IPython Notebook for Chapter 3: Unsupervised Learning - Principal Component Analysis

Principal Component Analysis (PCA) is useful for exploratory data analysis before building predictive models. For our learning methods, PCA will allow us to reduce a high-dimensional space into a low-dimensional one while preserving as much variance as possible. We will use the handwritten digits recognition problem to show how it can be used

Start by importing numpy, scikit-learn, and pyplot, the Python libraries we will be using in this chapter. Show the versions we will be using (in case you have problems running the notebooks).

In [1]:
%pylab inline
import IPython
import sklearn as sk
import numpy as np
import matplotlib
import matplotlib.pyplot as plt

print 'IPython version:', IPython.__version__
print 'numpy version:', np.__version__
print 'scikit-learn version:', sk.__version__
print 'matplotlib version:', matplotlib.__version__
Populating the interactive namespace from numpy and matplotlib
IPython version: 2.1.0
numpy version: 1.8.2
scikit-learn version: 0.15.1
matplotlib version: 1.3.1

Import the digits dataset (http://scikit-learn.org/stable/auto_examples/datasets/plot_digits_last_image.html) and show its attributes

In [2]:
from sklearn.datasets import load_digits
digits = load_digits()
X_digits, y_digits = digits.data, digits.target
print digits.keys()
['images', 'data', 'target_names', 'DESCR', 'target']

Let's show how the digits look like...

In [3]:
n_row, n_col = 2, 5

def print_digits(images, y, max_n=10):
    # set up the figure size in inches
    fig = plt.figure(figsize=(2. * n_col, 2.26 * n_row))
    i=0
    while i < max_n and i < images.shape[0]:
        p = fig.add_subplot(n_row, n_col, i + 1, xticks=[], yticks=[])
        p.imshow(images[i], cmap=plt.cm.bone, interpolation='nearest')
        # label the image with the target value
        p.text(0, -1, str(y[i]))
        i = i + 1
    
print_digits(digits.images, digits.target, max_n=10)

Now, let's define a function that will plot a scatter with the two-dimensional points that will be obtained by a PCA transformation.
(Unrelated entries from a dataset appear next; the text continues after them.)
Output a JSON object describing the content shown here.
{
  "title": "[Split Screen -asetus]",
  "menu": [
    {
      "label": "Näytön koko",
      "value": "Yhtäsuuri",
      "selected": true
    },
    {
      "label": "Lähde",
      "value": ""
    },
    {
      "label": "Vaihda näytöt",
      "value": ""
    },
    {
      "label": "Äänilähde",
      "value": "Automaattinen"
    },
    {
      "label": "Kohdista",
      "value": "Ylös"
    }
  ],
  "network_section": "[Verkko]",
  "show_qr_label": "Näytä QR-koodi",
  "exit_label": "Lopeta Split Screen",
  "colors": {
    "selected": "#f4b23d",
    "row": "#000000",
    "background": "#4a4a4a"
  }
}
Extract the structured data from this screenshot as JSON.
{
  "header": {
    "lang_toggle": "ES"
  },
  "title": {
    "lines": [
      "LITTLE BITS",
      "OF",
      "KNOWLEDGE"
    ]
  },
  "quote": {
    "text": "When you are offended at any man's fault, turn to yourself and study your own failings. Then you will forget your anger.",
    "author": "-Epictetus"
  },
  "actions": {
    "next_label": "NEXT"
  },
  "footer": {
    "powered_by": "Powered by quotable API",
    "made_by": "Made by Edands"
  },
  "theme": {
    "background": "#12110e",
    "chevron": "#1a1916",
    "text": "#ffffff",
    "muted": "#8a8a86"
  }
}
Our data points will also be colored according to their classes. Recall that the target class will not be used to perform the transformation; we want to investigate if the distribution after PCA reveals the distribution of the different classes, and if they are clearly separable. We will use ten different colors for each of the digits, from 0 to 9. Find components and plot first and second components

In [4]:
def plot_pca_scatter():
    colors = ['black', 'blue', 'purple', 'yellow', 'white', 'red', 'lime', 'cyan', 'orange', 'gray']
    for i in xrange(len(colors)):
        px = X_pca[:, 0][y_digits == i]
        py = X_pca[:, 1][y_digits == i]
        plt.scatter(px, py, c=colors[i])
    plt.legend(digits.target_names)
    plt.xlabel('First Principal Component')
    plt.ylabel('Second Principal Component')
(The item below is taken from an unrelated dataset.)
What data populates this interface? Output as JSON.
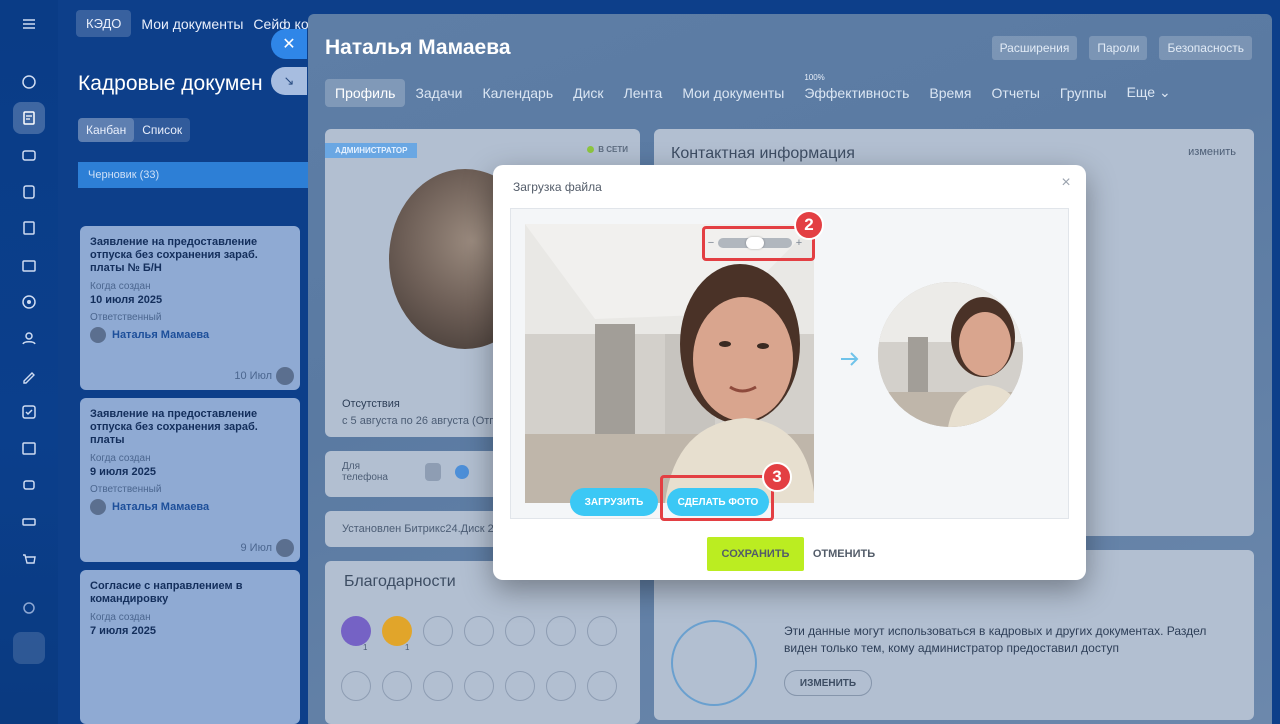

At this point, we are ready to perform the PCA transformation. In scikit-learn, PCA is implemented as a transformer object that learns n number of components through the fit method, and can be used on new data to project it onto these components. In scikit-learn, we have various classes that implement different kinds of PCA decompositions. In our case, we will work with the PCA class from the sklearn.decomposition module. The most important parameter we can change is n_components, which allows us to specify the number of features that the obtained instances will have.

In [5]:
from sklearn.decomposition import PCA

n_components = n_row * n_col # 10
estimator = PCA(n_components=n_components)
X_pca = estimator.fit_transform(X_digits)
plot_pca_scatter() # Note that we only plot the first and second principal component

To finish, let us look at principal component transformations. We will take the principal components from the estimator by accessing the components attribute. Each of its components is a matrix that is used to transform a vector from the original space to the transformed space. In the scatter we previously plotted, we only took into account the first two components.

In [6]:
def print_pca_components(images, n_col, n_row):
    plt.figure(figsize=(2. * n_col, 2.26 * n_row))
    for i, comp in enumerate(images):
        plt.subplot(n_row, n_col, i + 1)
        plt.imshow(comp.reshape((8, 8)), interpolation='nearest')
        plt.text(0, -1, str(i + 1) + '-component')
        plt.xticks(())
        plt.yticks(())
In [7]:
print_pca_components(estimator.components_[:n_components], n_col, n_row)